Une coordination inédite sur fond de Coupe du monde
Le 17 juin 2026, neuf autorités de régulation des jeux d’argent, dont la française ANJ, aux côtés de la Belgique, l’Allemagne, l’Italie, les Pays-Bas, la Pologne, le Portugal, l’Espagne et la Suisse, ont publié conjointement une déclaration ciblant les plateformes de marchés prédictifs.
Le timing n’est pas anodin : la compétition mondiale de football bat son plein, et des acteurs comme Polymarket ou Kalshi captent des volumes de mises inédits. Bernstein estime que le tournoi pourrait générer jusqu’à 10 milliards de dollars sur l’ensemble de ces plateformes.
Ces marchés permettent de parier sur l’issue d’événements sportifs, politiques ou géopolitiques, via des contrats binaires échangés entre utilisateurs, sans bookmaker intermédiaire. Les régulateurs pointent plusieurs risques : accessibilité permanente, absence de limites de mise, contrôles d’identité insuffisants et potentiel addictif élevé.
Une étude publiée en avril 2026 révèle que près de 69 % des comptes Polymarket sont déficitaires, souvent au bénéfice d’entités de trading professionnelles.

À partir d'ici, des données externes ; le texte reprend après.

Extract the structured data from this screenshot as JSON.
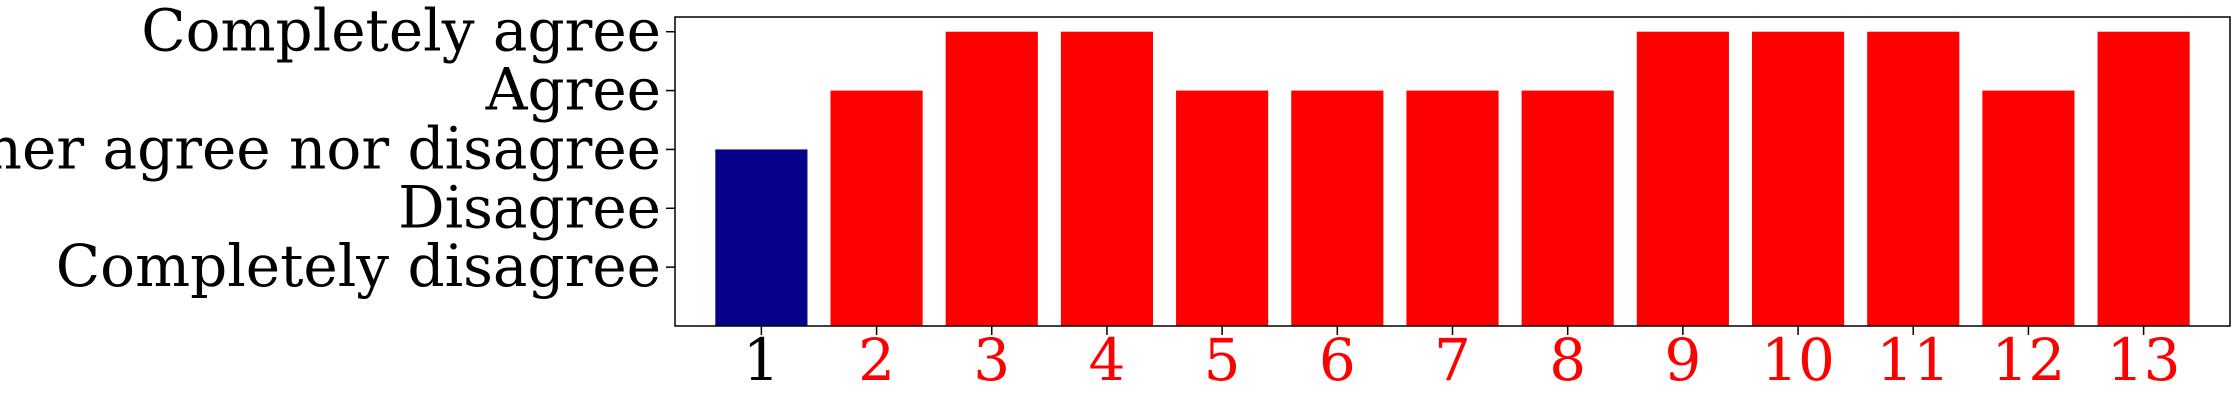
{
  "chart_data": {
    "type": "bar",
    "categories": [
      "1",
      "2",
      "3",
      "4",
      "5",
      "6",
      "7",
      "8",
      "9",
      "10",
      "11",
      "12",
      "13"
    ],
    "values": [
      3,
      4,
      5,
      5,
      4,
      4,
      4,
      4,
      5,
      5,
      5,
      4,
      5
    ],
    "bar_colors": [
      "#06038a",
      "#ff0000",
      "#ff0000",
      "#ff0000",
      "#ff0000",
      "#ff0000",
      "#ff0000",
      "#ff0000",
      "#ff0000",
      "#ff0000",
      "#ff0000",
      "#ff0000",
      "#ff0000"
    ],
    "xtick_colors": [
      "#000000",
      "#ff0000",
      "#ff0000",
      "#ff0000",
      "#ff0000",
      "#ff0000",
      "#ff0000",
      "#ff0000",
      "#ff0000",
      "#ff0000",
      "#ff0000",
      "#ff0000",
      "#ff0000"
    ],
    "yticks": [
      1,
      2,
      3,
      4,
      5
    ],
    "ytick_labels": [
      "Completely disagree",
      "Disagree",
      "Neither agree nor disagree",
      "Agree",
      "Completely agree"
    ],
    "ylim": [
      0,
      5.25
    ],
    "title": "",
    "xlabel": "",
    "ylabel": "",
    "grid": false
  }
}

Des effets encore limités face à des plateformes difficiles à bloquer
La déclaration adresse également un message aux fédérations sportives, leur rappelant de vérifier la légalité des plateformes partenaires sur leur territoire. Une pique implicite à des accords récents : LaLiga et la Serie A ont signé avec Polymarket pour les marchés nord-américains, tandis que Kalshi est devenu sponsor officiel de la fédération argentine, en association avec Lionel Messi.
Plusieurs pays ont déjà franchi le pas du blocage, notamment l’Espagne, l’Inde, l’Indonésie et le Brésil, mais l’exécution reste complexe. Le recours aux VPN et aux cryptomonnaies permet à ces plateformes de contourner les restrictions techniques.
Pour la France, le cadre juridique existait déjà : toute plateforme proposant des paris avec mise d’argent doit être agréée. Cela été notamment le critère de base pour que Bet365 voit le jour. L’apport de cette déclaration est donc davantage diplomatique que législatif, posant un jalon collectif avant, peut-être, des mesures plus contraignantes.